Глядя на них, я мысленно примерял их шкуру на себя, пока не обнаружил, что врос в нее каждым сантиметром кожи и каждой унцией души. Вместе с этим где-то глубоко внутри я ощущал чистейшую энергию, не оставляющую попыток вырваться наружу сквозь грудную клетку прямиком на свет. Казалось, нужно только повернуть незримый рубильник, дав тем самым этой энергии разорвать меня на части и осветить мир. Но как это сделать, я не понимал, поэтому она продолжала сидеть внутри меня, сопротивляясь медленному угасанию.

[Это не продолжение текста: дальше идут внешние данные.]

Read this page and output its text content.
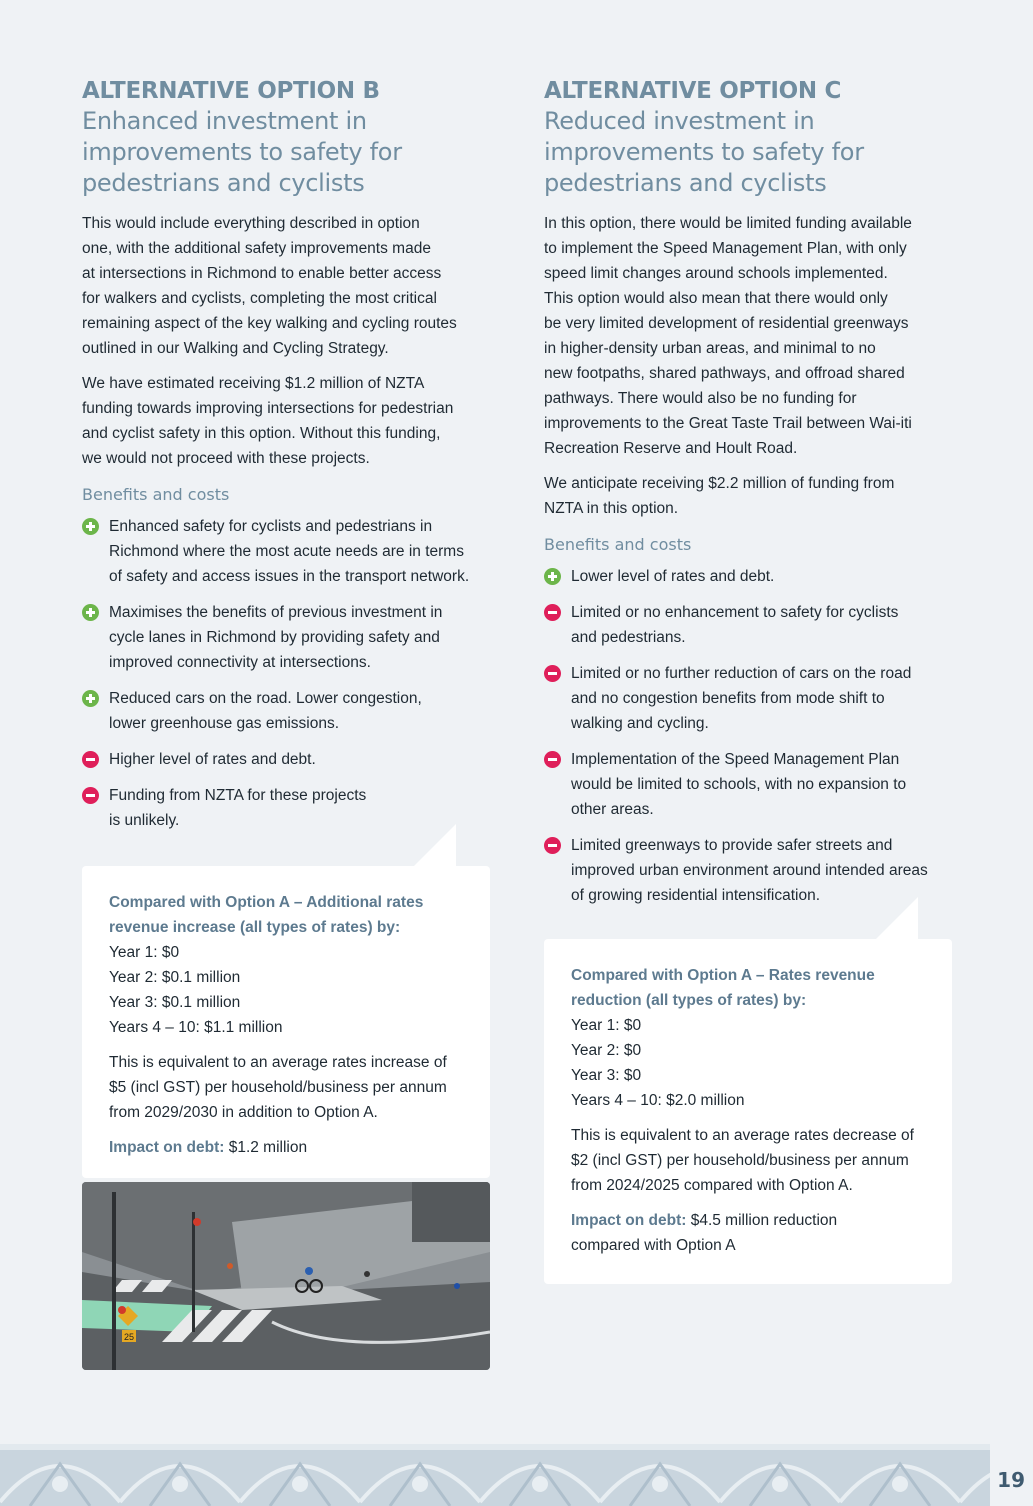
ALTERNATIVE OPTION B
Enhanced investment in
improvements to safety for
pedestrians and cyclists

This would include everything described in option
one, with the additional safety improvements made
at intersections in Richmond to enable better access
for walkers and cyclists, completing the most critical
remaining aspect of the key walking and cycling routes
outlined in our Walking and Cycling Strategy.

We have estimated receiving $1.2 million of NZTA
funding towards improving intersections for pedestrian
and cyclist safety in this option. Without this funding,
we would not proceed with these projects.

Benefits and costs
Enhanced safety for cyclists and pedestrians in
Richmond where the most acute needs are in terms
of safety and access issues in the transport network.
Maximises the benefits of previous investment in
cycle lanes in Richmond by providing safety and
improved connectivity at intersections.
Reduced cars on the road. Lower congestion,
lower greenhouse gas emissions.
Higher level of rates and debt.
Funding from NZTA for these projects
is unlikely.
Compared with Option A – Additional rates
revenue increase (all types of rates) by:
Year 1: $0
Year 2: $0.1 million
Year 3: $0.1 million
Years 4 – 10: $1.1 million

This is equivalent to an average rates increase of
$5 (incl GST) per household/business per annum
from 2029/2030 in addition to Option A.

Impact on debt: $1.2 million

25
ALTERNATIVE OPTION C
Reduced investment in
improvements to safety for
pedestrians and cyclists

In this option, there would be limited funding available
to implement the Speed Management Plan, with only
speed limit changes around schools implemented.
This option would also mean that there would only
be very limited development of residential greenways
in higher-density urban areas, and minimal to no
new footpaths, shared pathways, and offroad shared
pathways. There would also be no funding for
improvements to the Great Taste Trail between Wai-iti
Recreation Reserve and Hoult Road.

We anticipate receiving $2.2 million of funding from
NZTA in this option.

Benefits and costs
Lower level of rates and debt.
Limited or no enhancement to safety for cyclists
and pedestrians.
Limited or no further reduction of cars on the road
and no congestion benefits from mode shift to
walking and cycling.
Implementation of the Speed Management Plan
would be limited to schools, with no expansion to
other areas.
Limited greenways to provide safer streets and
improved urban environment around intended areas
of growing residential intensification.
Compared with Option A – Rates revenue
reduction (all types of rates) by:
Year 1: $0
Year 2: $0
Year 3: $0
Years 4 – 10: $2.0 million

This is equivalent to an average rates decrease of
$2 (incl GST) per household/business per annum
from 2024/2025 compared with Option A.

Impact on debt: $4.5 million reduction
compared with Option A

19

«Стремясь не дать сломить себя мерзостям жизни, в которых я не хотел принимать участия, я пристрастился к опиуму мечты»1. Годами находясь в этом пленительном опьянении, я все ждал помощи извне, но тщетно. Лишь практически утратив всякую надежду, я понял-таки, как могу спастись. Мысль о спасении пришла внезапно, ударом молнии раскалывая древо сознания. Я освобожусь через Творчество. Великое избавление от материальных обманов и шаг навстречу сакральной истине. Прозреть. Промыть глаза от песка водами нефритового озера. Разорвать цепи и прыгнуть выше Великой Китайской стены. Вознестись воздушным шаром в стратосферу, к мраморноликим ангелам, и разорваться водородной бомбой из конфетти.

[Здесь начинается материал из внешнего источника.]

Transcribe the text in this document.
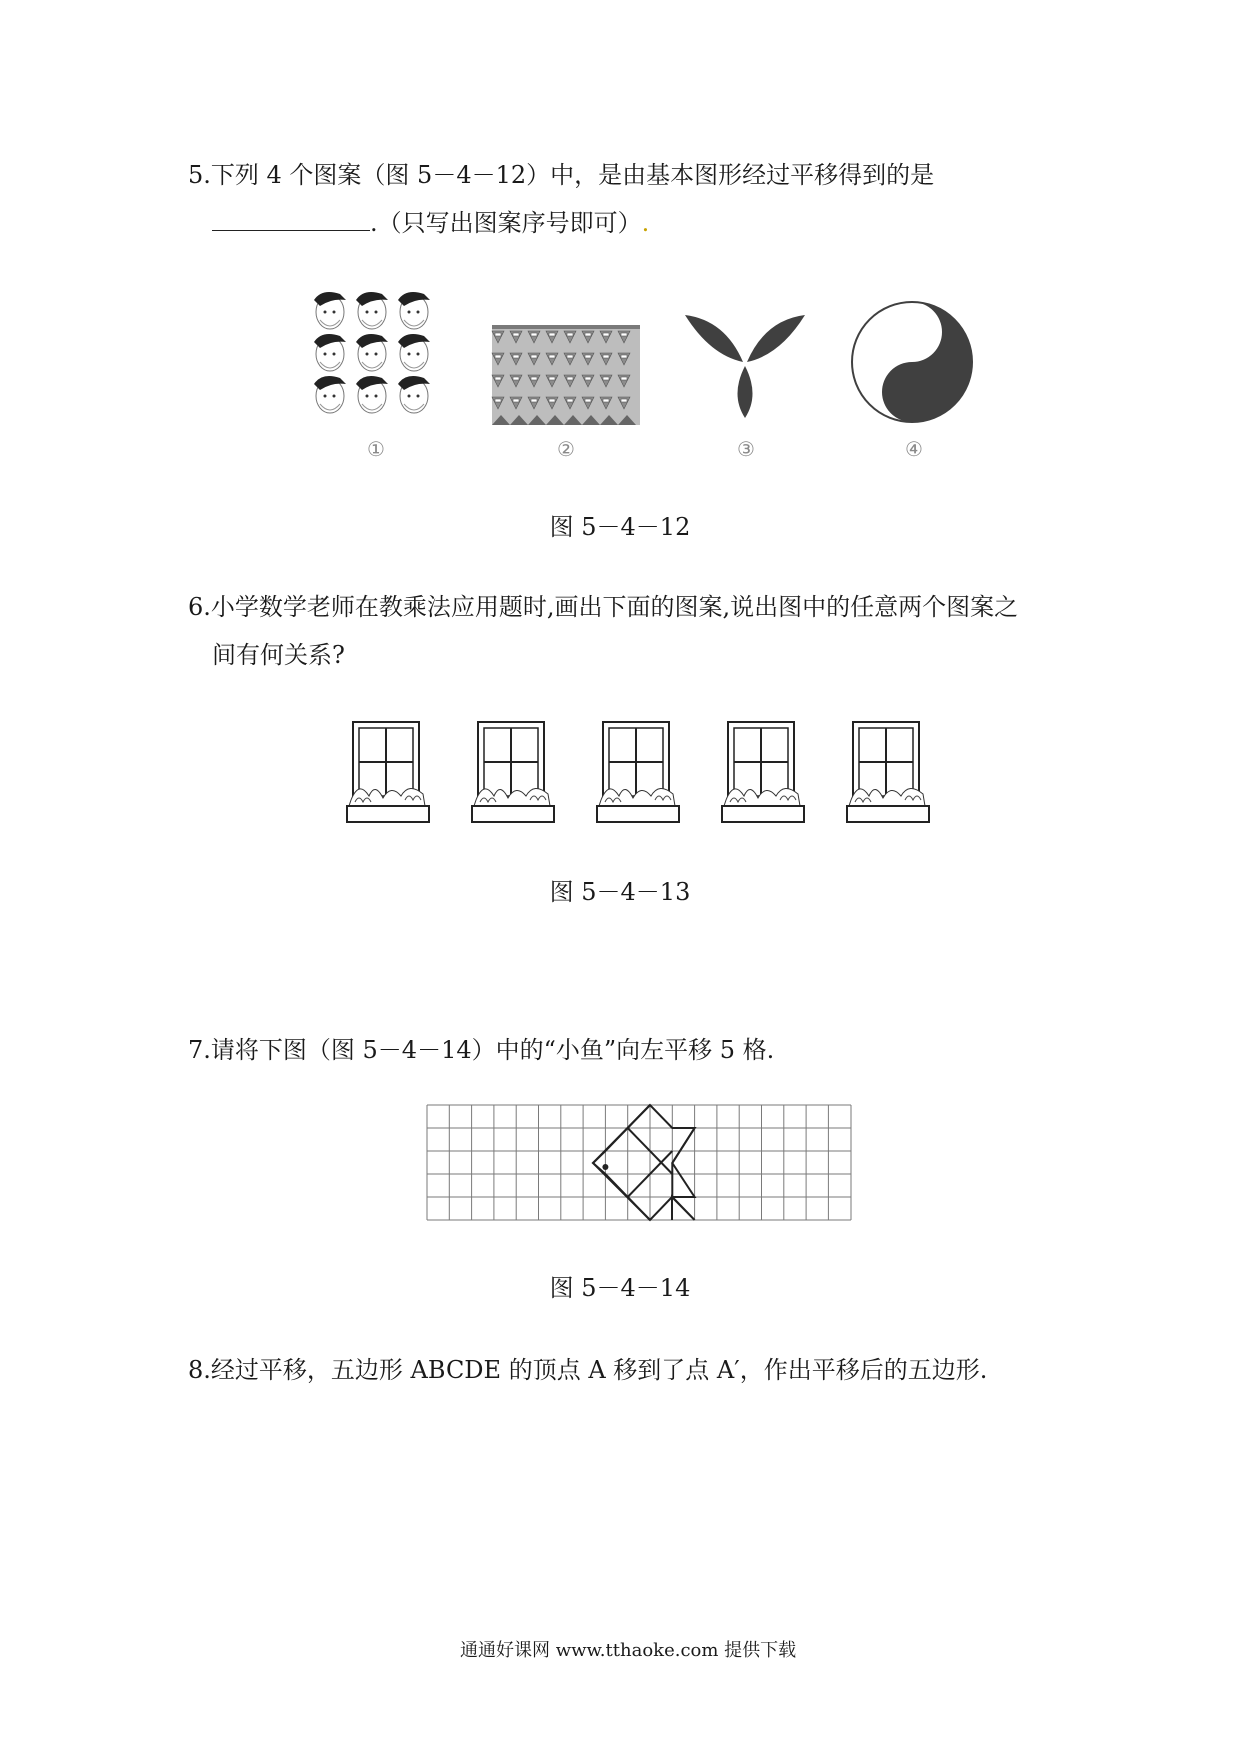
5.下列 4 个图案（图 5－4－12）中，是由基本图形经过平移得到的是
.（只写出图案序号即可）.
①	②	③	④
图 5－4－12
6.小学数学老师在教乘法应用题时,画出下面的图案,说出图中的任意两个图案之
间有何关系?
图 5－4－13
7.请将下图（图 5－4－14）中的“小鱼”向左平移 5 格.
图 5－4－14
8.经过平移，五边形 ABCDE 的顶点 A 移到了点 A′，作出平移后的五边形.
通通好课网 www.tthaoke.com 提供下载
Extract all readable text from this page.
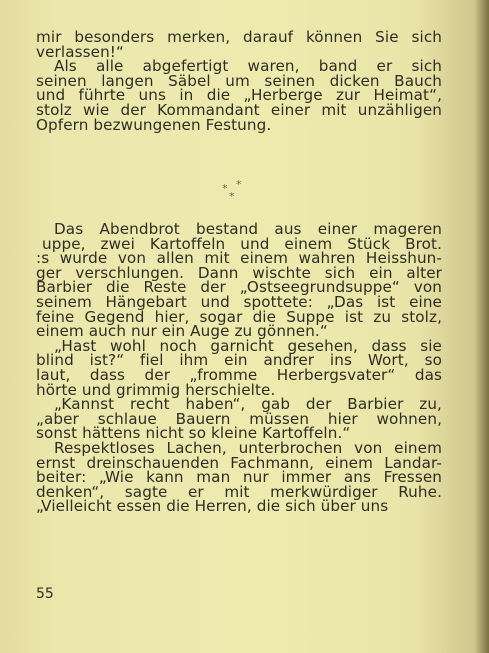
mir besonders merken, darauf können Sie sich
verlassen!“

Als alle abgefertigt waren, band er sich
seinen langen Säbel um seinen dicken Bauch
und führte uns in die „Herberge zur Heimat“,
stolz wie der Kommandant einer mit unzähligen
Opfern bezwungenen Festung.

* *
*

Das Abendbrot bestand aus einer mageren
uppe, zwei Kartoffeln und einem Stück Brot.
:s wurde von allen mit einem wahren Heisshun-
ger verschlungen. Dann wischte sich ein alter
Barbier die Reste der „Ostseegrundsuppe“ von
seinem Hängebart und spottete: „Das ist eine
feine Gegend hier, sogar die Suppe ist zu stolz,
einem auch nur ein Auge zu gönnen.“

„Hast wohl noch garnicht gesehen, dass sie
blind ist?“ fiel ihm ein andrer ins Wort, so
laut, dass der „fromme Herbergsvater“ das
hörte und grimmig herschielte.

„Kannst recht haben“, gab der Barbier zu,
„aber schlaue Bauern müssen hier wohnen,
sonst hättens nicht so kleine Kartoffeln.“

Respektloses Lachen, unterbrochen von einem
ernst dreinschauenden Fachmann, einem Landar-
beiter: „Wie kann man nur immer ans Fressen
denken“, sagte er mit merkwürdiger Ruhe.
„Vielleicht essen die Herren, die sich über uns

55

Писательство – вот чего я всегда жаждал. Запротоколировать все, что происходит во мне и вне меня. Избавиться от гнетущего, тем самым обретя некогда утерянную свободу. Писательство. Само это слово в моем воображении всегда являло собой pièce de résistance2, могучую античную колонну, берущую начало в липкой, тягучей грязи и уходящую в дымчатые облака. Колонну, упорно возводимую многими искусными мастерами с самого начала времен. Стоит только постучать по ней костяшками пальцев, и она тут же отзывается стройным хоровым пением.

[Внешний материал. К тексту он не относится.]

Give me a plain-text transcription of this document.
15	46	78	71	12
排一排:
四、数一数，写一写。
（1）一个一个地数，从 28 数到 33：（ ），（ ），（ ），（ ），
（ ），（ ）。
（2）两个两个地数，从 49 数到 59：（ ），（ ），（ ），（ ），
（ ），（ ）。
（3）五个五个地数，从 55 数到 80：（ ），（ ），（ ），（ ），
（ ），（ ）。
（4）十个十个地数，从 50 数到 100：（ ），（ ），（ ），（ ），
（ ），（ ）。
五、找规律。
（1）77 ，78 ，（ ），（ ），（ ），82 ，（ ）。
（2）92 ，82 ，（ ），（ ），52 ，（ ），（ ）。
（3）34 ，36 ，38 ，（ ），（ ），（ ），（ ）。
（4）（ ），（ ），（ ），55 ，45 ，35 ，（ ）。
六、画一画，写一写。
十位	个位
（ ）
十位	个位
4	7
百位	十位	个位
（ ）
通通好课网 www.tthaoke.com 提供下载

Сейчас я понимаю, что всю дорогу был обречен на то, чтобы писать. Мне просто был нужен импульс, который заставил бы меня двинуться в нужную сторону. И я получил таковой. С малых лет я был зачарован книгами. Подростком я таскал их из книжного магазина во внутреннем кармане куртки и жадно съедал дома вместо ужина. Часто доходило до того, что я мог проглотить дюжину или больше книг за один месяц, так и не почувствовав насыщения. Скорее наоборот: чем больше я ел, тем больше становился голоден. Это походило на помешательство. Во мне зияла дыра внеземных размеров, и эту брешь я стремился заложить корешками книг. Мои новообретенные друзья со своими гладкими и ароматными страницами с течением времени умудрились заменить мне почти всех дышащих и говорящих друзей, потому что оказались намного живее оных. Всякий раз, садясь за прочтение той или иной книги, я все дальше и дальше отдалялся от реального мира, но, как ни странно, все лучше и лучше начинал его видеть, слышать и понимать.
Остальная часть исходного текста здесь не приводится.